Caramboxin
- Names: IUPAC name 2-Carboxy-3-hydroxy-5-methoxy-L-phenylalanine

Identifiers
- CAS Number: 1531600-36-8;
- 3D model (JSmol): Interactive image;
- ChemSpider: 32779488 (±);
- PubChem CID: 134728497;
- UNII: 2EEY7DX8L2;
- CompTox Dashboard (EPA): DTXSID801045762 ;

Properties
- Chemical formula: C_{11}H_{13}NO_{6}
- Molar mass: 255.226 g·mol^{−1}
- Density: 1.5 ± 0.1 g/cm3
- Refractive index (n_{D}): 1.625

= Caramboxin =

Caramboxin (CBX) is a neurotoxin that is found in bilimbi (Averrhoa bilimbi) and the related star fruit (Averrhoa carambol). It is a non-proteinogenic amino acid similar to phenylalanine, but containing hydroxyl, methoxy, and carboxyl substituents on the aromatic ring. Like phenylalanine, it contains a single chiral atom, meaning that two enantiomers are possible, with the (S) form being the one found in the plant.

Star fruit also contains oxalic acid. This is also found in other food sources like cabbage, broccoli, and quinoa. Oxalic acid can react with calcium ions in blood to form calcium oxalate. Calcium oxalate can form crystals in kidney tubules which is linked to “an acute and/or chronic decrease in kidney function”. Eating too much star fruit in a short time can cause acute kidney injury (AKI) to occur, which in turn increases the risk of caramboxin doing severe damage to the body. Therefore, oxalate also influences the effect of caramboxin.

The consumption of substantial amounts of star fruit or its juice on an empty stomach is not recommended, regardless of whether individuals have a normal kidney function or not. When this happens, intense haemodialysis is used to lower the concentration of caramboxin and oxalic acid, as these are water soluble.

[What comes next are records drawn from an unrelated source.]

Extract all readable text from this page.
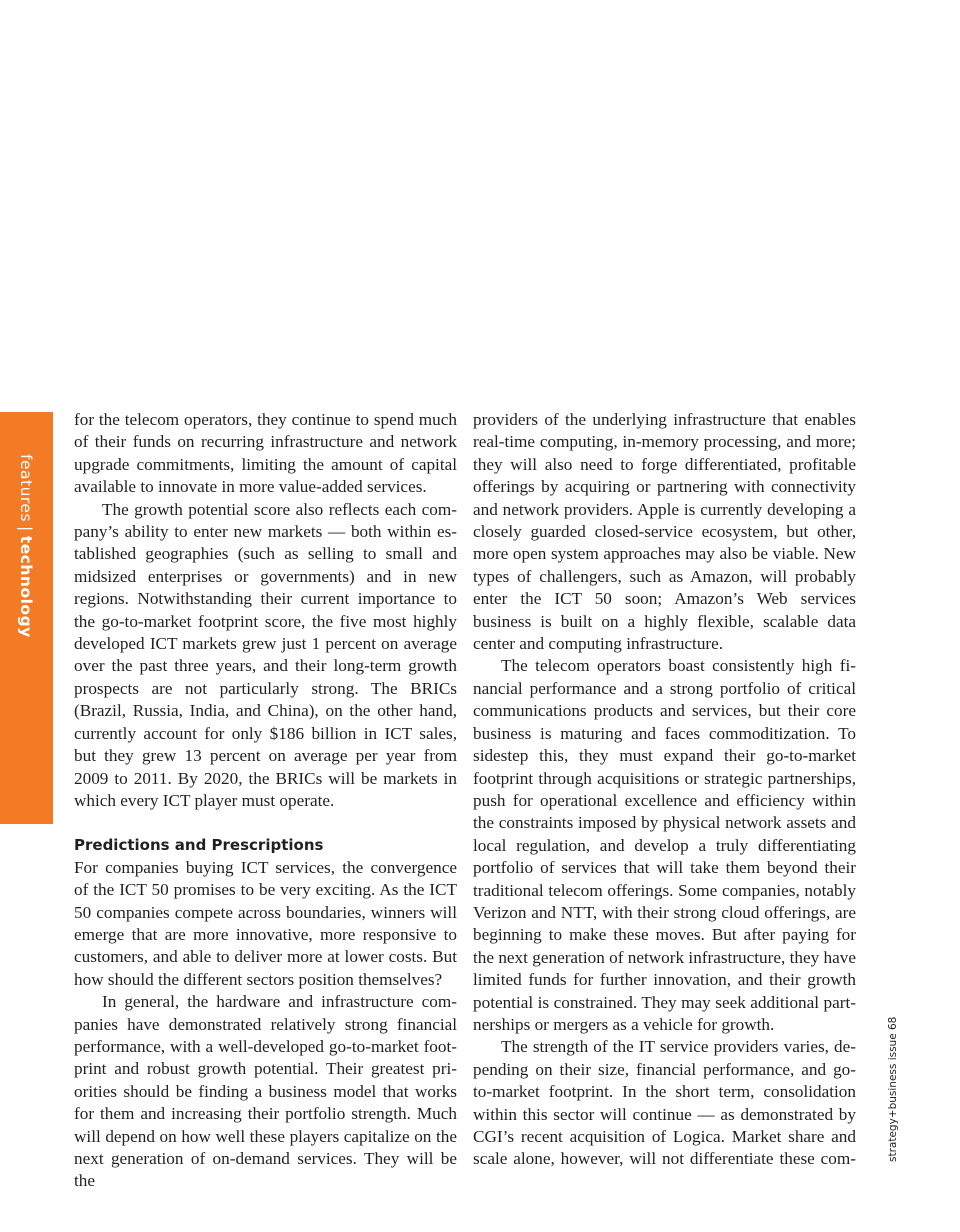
features
|
technology
62

for the telecom operators, they continue to spend much of their funds on recurring infrastructure and network upgrade commitments, limiting the amount of capital available to innovate in more value-added services.

The growth potential score also reflects each company’s ability to enter new markets — both within established geographies (such as selling to small and midsized enterprises or governments) and in new regions. Notwithstanding their current importance to the go-to-market footprint score, the five most highly developed ICT markets grew just 1 percent on average over the past three years, and their long-term growth prospects are not particularly strong. The BRICs (Brazil, Russia, India, and China), on the other hand, currently account for only $186 billion in ICT sales, but they grew 13 percent on average per year from 2009 to 2011. By 2020, the BRICs will be markets in which every ICT player must operate.

Predictions and Prescriptions

For companies buying ICT services, the convergence of the ICT 50 promises to be very exciting. As the ICT 50 companies compete across boundaries, winners will emerge that are more innovative, more responsive to customers, and able to deliver more at lower costs. But how should the different sectors position themselves?

In general, the hardware and infrastructure companies have demonstrated relatively strong financial performance, with a well-developed go-to-market footprint and robust growth potential. Their greatest priorities should be finding a business model that works for them and increasing their portfolio strength. Much will depend on how well these players capitalize on the next generation of on-demand services. They will be the

providers of the underlying infrastructure that enables real-time computing, in-memory processing, and more; they will also need to forge differentiated, profitable offerings by acquiring or partnering with connectivity and network providers. Apple is currently developing a closely guarded closed-service ecosystem, but other, more open system approaches may also be viable. New types of challengers, such as Amazon, will probably enter the ICT 50 soon; Amazon’s Web services business is built on a highly flexible, scalable data center and computing infrastructure.

The telecom operators boast consistently high financial performance and a strong portfolio of critical communications products and services, but their core business is maturing and faces commoditization. To sidestep this, they must expand their go-to-market footprint through acquisitions or strategic partnerships, push for operational excellence and efficiency within the constraints imposed by physical network assets and local regulation, and develop a truly differentiating portfolio of services that will take them beyond their traditional telecom offerings. Some companies, notably Verizon and NTT, with their strong cloud offerings, are beginning to make these moves. But after paying for the next generation of network infrastructure, they have limited funds for further innovation, and their growth potential is constrained. They may seek additional partnerships or mergers as a vehicle for growth.

The strength of the IT service providers varies, depending on their size, financial performance, and go-to-market footprint. In the short term, consolidation within this sector will continue — as demonstrated by CGI’s recent acquisition of Logica. Market share and scale alone, however, will not differentiate these com-	strategy+business issue 68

== Structure and synthesis ==
Naturally occurring caramboxin is present as (S)-(−)-caramboxin. Crystallographic data is not available as of yet, but Hartree-Fock and DFT calculations have been performed to uncover a proposed conformational structure of the neurotoxin. The electronegative regions of the molecule are concentrated on its heteroatoms. Some of these heteroatoms are also likely involved in intramolecular hydrogen bonding, lowering the overall conformational freedom of the caramboxin.

Caramboxin can be synthesized in either enantiomeric form, with the key stereocenter set by an enantioselective alkylation reaction using various cinchona alkaloids as a chiral catalyst.

== Molecular mechanism of action ==

Caramboxin is classified as a neurotoxin, having main effects on the central nervous system by influencing the balance of excitatory signals and inhibitory signals in neurons.

Due to caramboxin's similar structure to phenylalanine as well as glutamate and the ability to pass the blood-brain barrier, caramboxin can bind to excitatory neuroreceptors on postsynaptic neurons in the central nervous system. By the binding of caramboxin to NMDA and AMPA receptors (glutamatergic ionotropic receptors), the receptors are activated. This allows for the influx of ions resulting in a depolarization of the membrane. On top of that, when opening the membrane channel, calcium can enter the postsynaptic neuron, inducing intracellular signalling as a second messenger. This depolarization and signalling activates the neurons for signal transduction, increasing the excitatory signals in the nervous system.

Secondly, caramboxin can inhibit the binding of GABA to GABA receptors in the central nervous system, thereby being a negative regulator. By preventing the binding of GABA to its receptor, there is no hyperpolarization of the neuron after signal transduction. This results in an increase in the excitability of neurons, allowing for more signals to be passed on.

Both of the effects of caramboxin increase the excitability of neurons in the central nervous system. By influencing the balance between excitatory and inhibitory signals, neurotoxicity occurs. Symptoms as seizures, confusion, and hiccups can be experienced by the continuous excitatory signals. For patients with a renal dysfunction, elevated levels of caramboxin are found in the body, due to renal clearance being the main clearance pathway of caramboxin, causing more severe symptoms. Besides that, it is also proposed that caramboxin has neurodegenerative effects, for which the mechanism still has to be discovered.